La casa come laboratorio di vita
Il cuore del progetto sono due appartamenti dedicati: uno è già attivo a Gorla Minore, il secondo sta per avviarsi a Olgiate Olona. Non si tratta di strutture assistite nel senso tradizionale del termine. Sono abitazioni dotate di tecnologie domotiche – che permettono di gestire luci, sicurezza e comfort con maggiore autonomia – dove i residenti imparano a gestire la quotidianità: fare la spesa, pagare le bollette, convivere con altri, risolvere i problemi che capitano ogni giorno.
L’obiettivo dichiarato è trasformare questi spazi in una tappa, non in una destinazione permanente: un allenamento all’indipendenza che prepara a vivere in modo autonomo nel tessuto della città.
Il lavoro come diritto, non come eccezione
Parallelamente alla dimensione abitativa, il progetto lavora sull’inserimento lavorativo. Cinque persone hanno già avviato un tirocinio, due hanno ottenuto un contratto. Non si tratta di collocamenti senza seguito: ogni percorso prevede formazione preliminare, un tutor di riferimento e un supporto continuativo anche dopo l’avvio.

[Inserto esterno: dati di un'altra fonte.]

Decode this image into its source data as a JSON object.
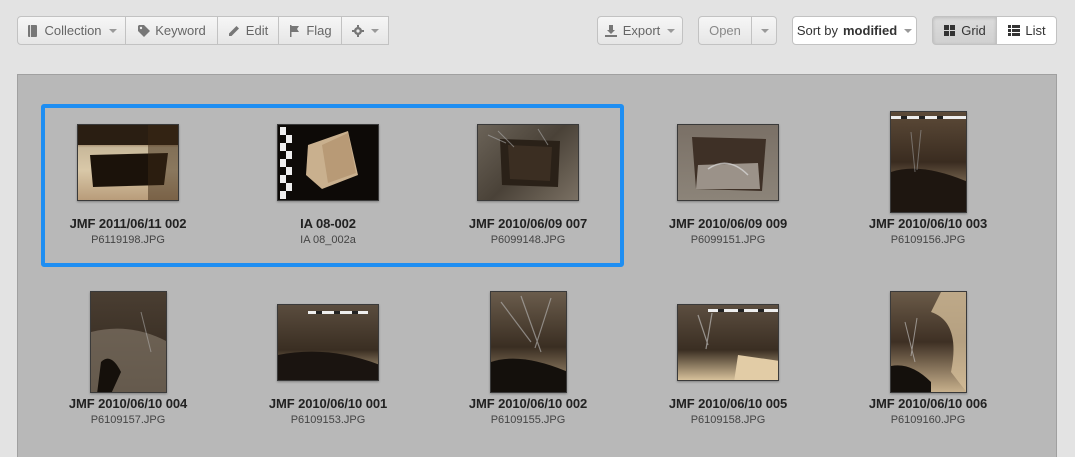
{
  "toolbar": {
    "collection_label": "Collection",
    "keyword_label": "Keyword",
    "edit_label": "Edit",
    "flag_label": "Flag",
    "export_label": "Export",
    "open_label": "Open",
    "sort_prefix": "Sort by",
    "sort_value": "modified",
    "grid_label": "Grid",
    "list_label": "List"
  },
  "colors": {
    "selection": "#1e8ef2",
    "panel": "#b8b8b8"
  },
  "items": [
    {
      "title": "JMF 2011/06/11 002",
      "file": "P6119198.JPG",
      "selected": true
    },
    {
      "title": "IA 08-002",
      "file": "IA 08_002a",
      "selected": true
    },
    {
      "title": "JMF 2010/06/09 007",
      "file": "P6099148.JPG",
      "selected": true
    },
    {
      "title": "JMF 2010/06/09 009",
      "file": "P6099151.JPG",
      "selected": false
    },
    {
      "title": "JMF 2010/06/10 003",
      "file": "P6109156.JPG",
      "selected": false
    },
    {
      "title": "JMF 2010/06/10 004",
      "file": "P6109157.JPG",
      "selected": false
    },
    {
      "title": "JMF 2010/06/10 001",
      "file": "P6109153.JPG",
      "selected": false
    },
    {
      "title": "JMF 2010/06/10 002",
      "file": "P6109155.JPG",
      "selected": false
    },
    {
      "title": "JMF 2010/06/10 005",
      "file": "P6109158.JPG",
      "selected": false
    },
    {
      "title": "JMF 2010/06/10 006",
      "file": "P6109160.JPG",
      "selected": false
    }
  ]
}
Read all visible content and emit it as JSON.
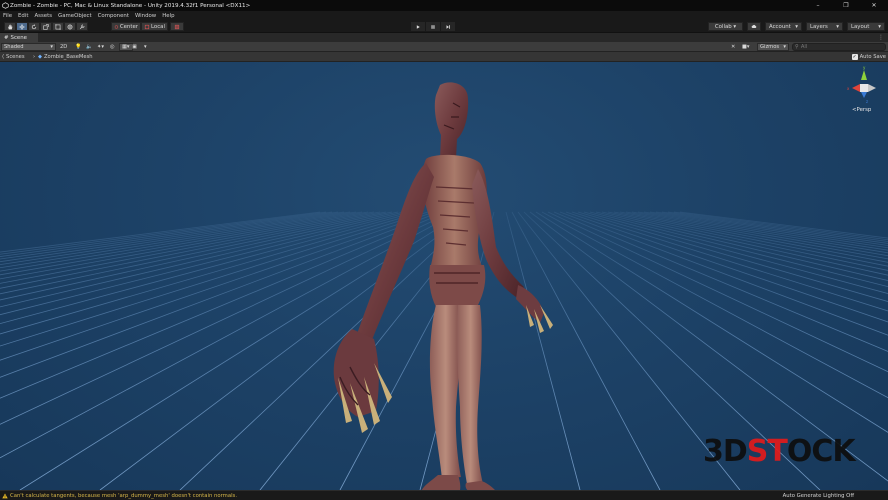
{
  "window": {
    "title": "Zombie - Zombie - PC, Mac & Linux Standalone - Unity 2019.4.32f1 Personal <DX11>",
    "controls": [
      "–",
      "❐",
      "✕"
    ]
  },
  "menu": [
    "File",
    "Edit",
    "Assets",
    "GameObject",
    "Component",
    "Window",
    "Help"
  ],
  "toolbar": {
    "tools": [
      "hand-tool",
      "move-tool",
      "rotate-tool",
      "scale-tool",
      "rect-tool",
      "transform-tool",
      "custom-tool"
    ],
    "pivot_label": "Center",
    "space_label": "Local",
    "collab_label": "Collab ▾",
    "account_label": "Account",
    "layers_label": "Layers",
    "layout_label": "Layout"
  },
  "scene_tab": {
    "label": "Scene"
  },
  "scene_toolbar": {
    "shading_mode": "Shaded",
    "mode_2d": "2D",
    "gizmos_label": "Gizmos",
    "search_placeholder": "All"
  },
  "breadcrumb": {
    "root": "Scenes",
    "prefab": "Zombie_BaseMesh",
    "auto_save_label": "Auto Save",
    "auto_save_checked": true
  },
  "viewport": {
    "projection_label": "<Persp",
    "gizmo_axes": {
      "x_color": "#e0443a",
      "y_color": "#8fd23b",
      "z_color": "#3a7bd5"
    }
  },
  "watermark": {
    "part1": "3D",
    "part2": "ST",
    "part3": "OCK"
  },
  "status": {
    "message": "Can't calculate tangents, because mesh 'arp_dummy_mesh' doesn't contain normals.",
    "right_text": "Auto Generate Lighting Off"
  }
}
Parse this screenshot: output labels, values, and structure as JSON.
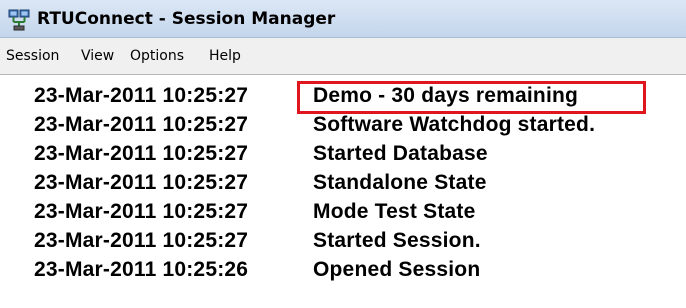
{
  "window": {
    "title": "RTUConnect - Session Manager",
    "icon": "network-icon"
  },
  "menu": {
    "items": [
      {
        "label": "Session"
      },
      {
        "label": "View"
      },
      {
        "label": "Options"
      },
      {
        "label": "Help"
      }
    ]
  },
  "log": {
    "entries": [
      {
        "timestamp": "23-Mar-2011 10:25:27",
        "message": "Demo - 30 days remaining",
        "highlighted": true
      },
      {
        "timestamp": "23-Mar-2011 10:25:27",
        "message": "Software Watchdog started."
      },
      {
        "timestamp": "23-Mar-2011 10:25:27",
        "message": "Started Database"
      },
      {
        "timestamp": "23-Mar-2011 10:25:27",
        "message": "Standalone State"
      },
      {
        "timestamp": "23-Mar-2011 10:25:27",
        "message": "Mode Test State"
      },
      {
        "timestamp": "23-Mar-2011 10:25:27",
        "message": "Started Session."
      },
      {
        "timestamp": "23-Mar-2011 10:25:26",
        "message": "Opened Session"
      }
    ]
  },
  "colors": {
    "highlight_border": "#e0161e",
    "titlebar": "#c4d6ec",
    "menubar": "#f0f0f0"
  }
}
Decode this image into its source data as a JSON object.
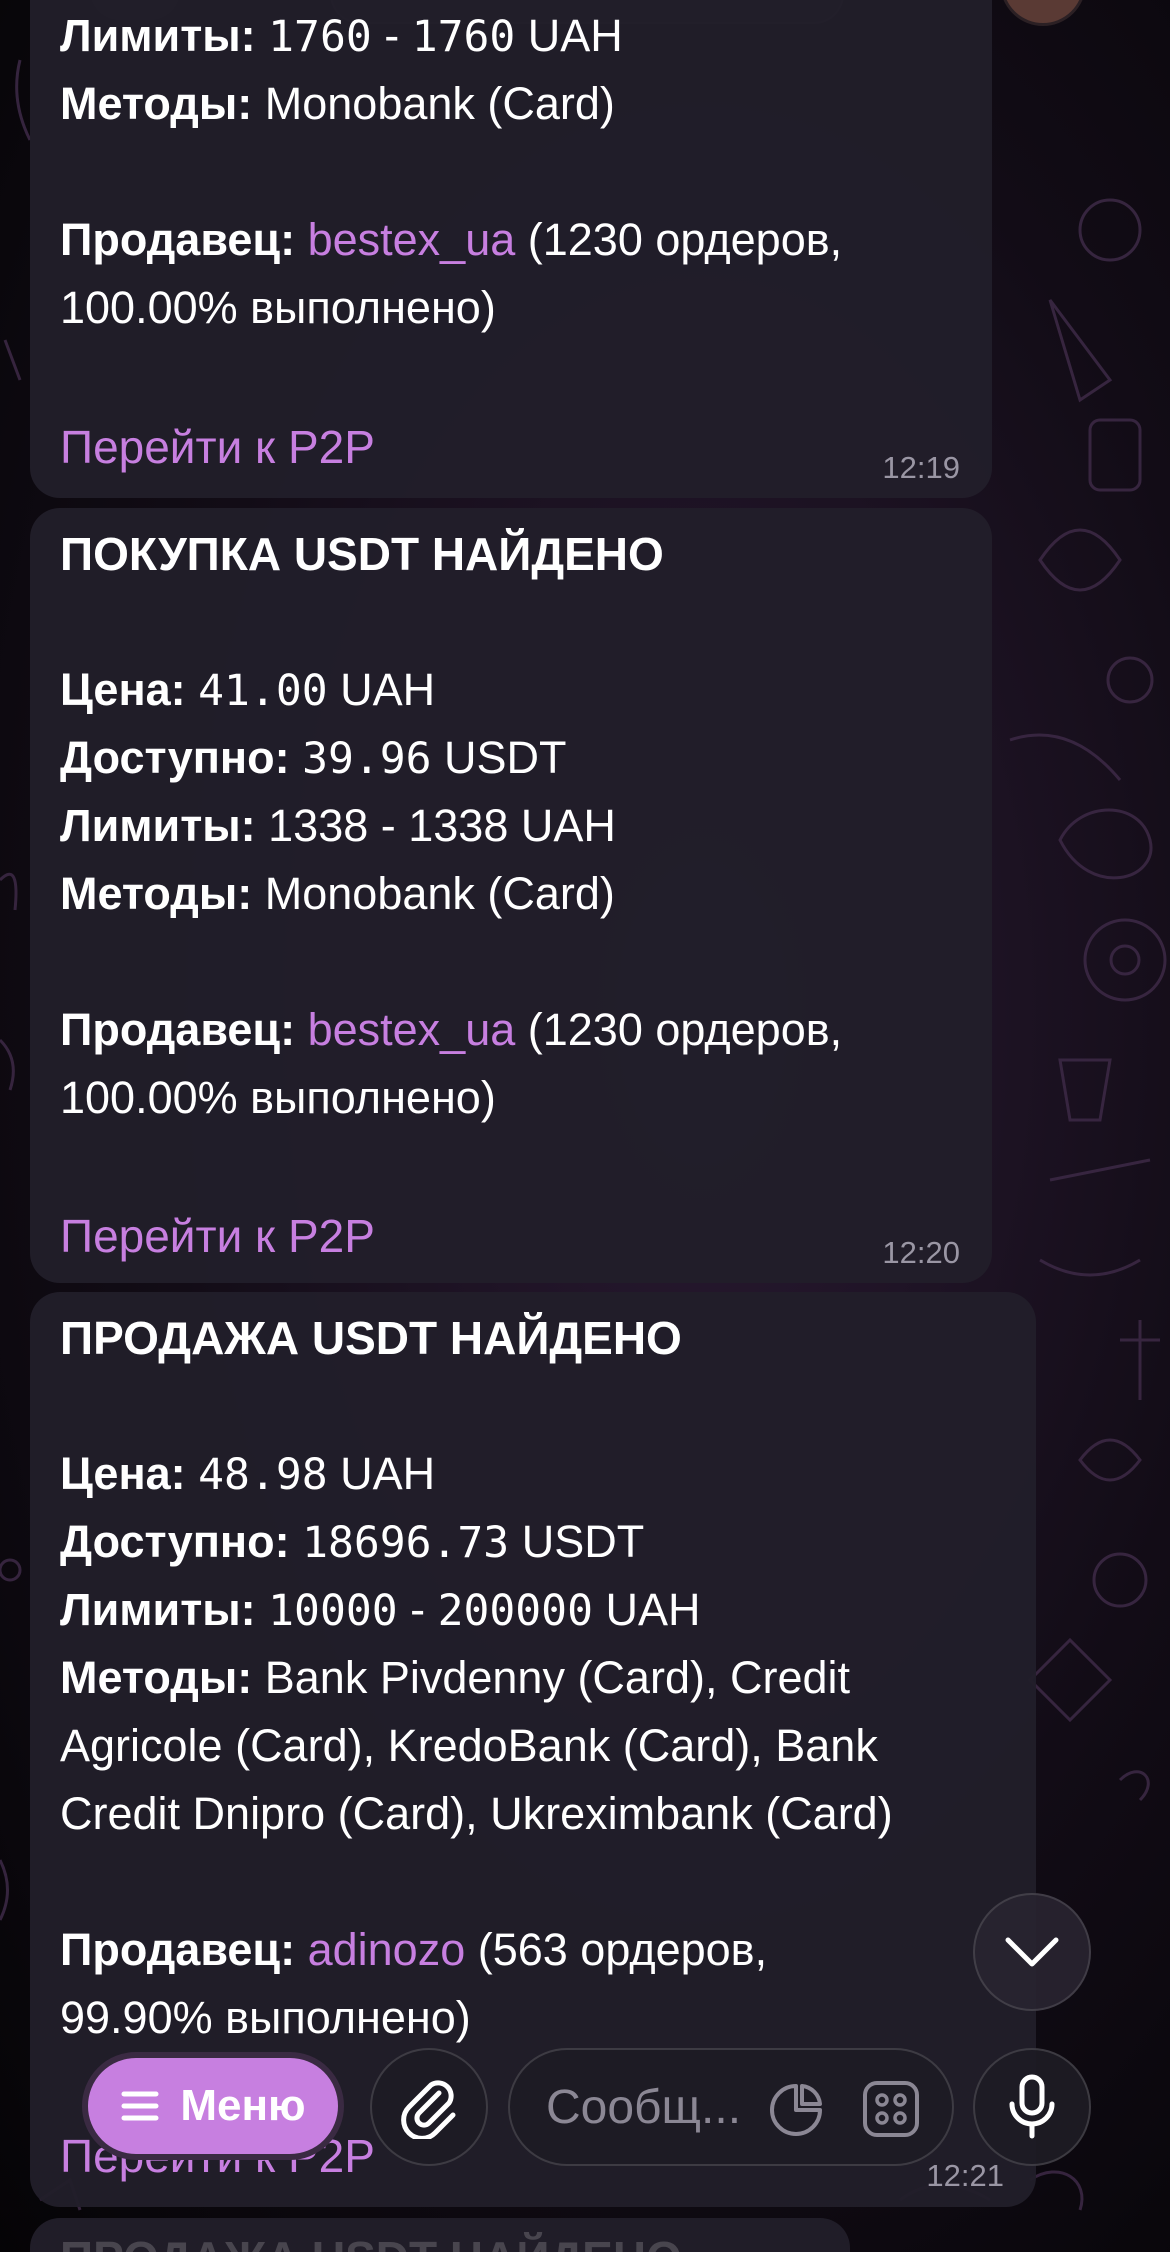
{
  "messages": [
    {
      "partial_lines": [
        {
          "label": "Лимиты:",
          "value_min": "1760",
          "dash": " - ",
          "value_max": "1760",
          "unit": " UAH"
        },
        {
          "label": "Методы:",
          "value": " Monobank (Card)"
        }
      ],
      "seller_label": "Продавец:",
      "seller_name": "bestex_ua",
      "seller_stats_1": " (1230 ордеров,",
      "seller_stats_2": "100.00% выполнено)",
      "link": "Перейти к P2P",
      "time": "12:19"
    },
    {
      "title": "ПОКУПКА USDT НАЙДЕНО",
      "price_label": "Цена:",
      "price_value": "41.00",
      "price_unit": " UAH",
      "avail_label": "Доступно:",
      "avail_value": "39.96",
      "avail_unit": " USDT",
      "limits_label": "Лимиты:",
      "limits_value": " 1338 - 1338 UAH",
      "methods_label": "Методы:",
      "methods_value": " Monobank (Card)",
      "seller_label": "Продавец:",
      "seller_name": "bestex_ua",
      "seller_stats_1": " (1230 ордеров,",
      "seller_stats_2": "100.00% выполнено)",
      "link": "Перейти к P2P",
      "time": "12:20"
    },
    {
      "title": "ПРОДАЖА USDT НАЙДЕНО",
      "price_label": "Цена:",
      "price_value": "48.98",
      "price_unit": " UAH",
      "avail_label": "Доступно:",
      "avail_value": "18696.73",
      "avail_unit": " USDT",
      "limits_label": "Лимиты:",
      "limits_min": "10000",
      "limits_dash": " - ",
      "limits_max": "200000",
      "limits_unit": " UAH",
      "methods_label": "Методы:",
      "methods_line_1": " Bank Pivdenny (Card), Credit",
      "methods_line_2": "Agricole (Card), KredoBank (Card), Bank",
      "methods_line_3": "Credit Dnipro (Card), Ukreximbank (Card)",
      "seller_label": "Продавец:",
      "seller_name": "adinozo",
      "seller_stats_1": " (563 ордеров,",
      "seller_stats_2": "99.90% выполнено)",
      "link": "Перейти к P2P",
      "time": "12:21"
    },
    {
      "title": "ПРОДАЖА USDT НАЙДЕНО"
    }
  ],
  "input_bar": {
    "menu_label": "Меню",
    "placeholder": "Сообщ..."
  },
  "colors": {
    "accent": "#c77fe0",
    "bubble": "#211e2a",
    "time": "#9a96a4"
  },
  "icons": [
    "chevron-down-icon",
    "hamburger-icon",
    "paperclip-icon",
    "sticker-icon",
    "keyboard-icon",
    "microphone-icon"
  ]
}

Il lavoro, in questa logica, non è solo una fonte di reddito ma uno strumento di partecipazione alla vita sociale, un riconoscimento di capacità spesso sottovalutate.
Una rete che tiene
Il progetto non si regge soltanto sui servizi istituzionali. Accanto ai servizi sociali dell’Ambito e alle cooperative convenzionate, sono coinvolti il volontariato, le reti di vicinato e le realtà locali del territorio. Una scelta precisa, che riflette la convinzione che l’autonomia di una persona non si costruisce nell’isolamento, ma dentro una rete di relazioni e responsabilità condivise.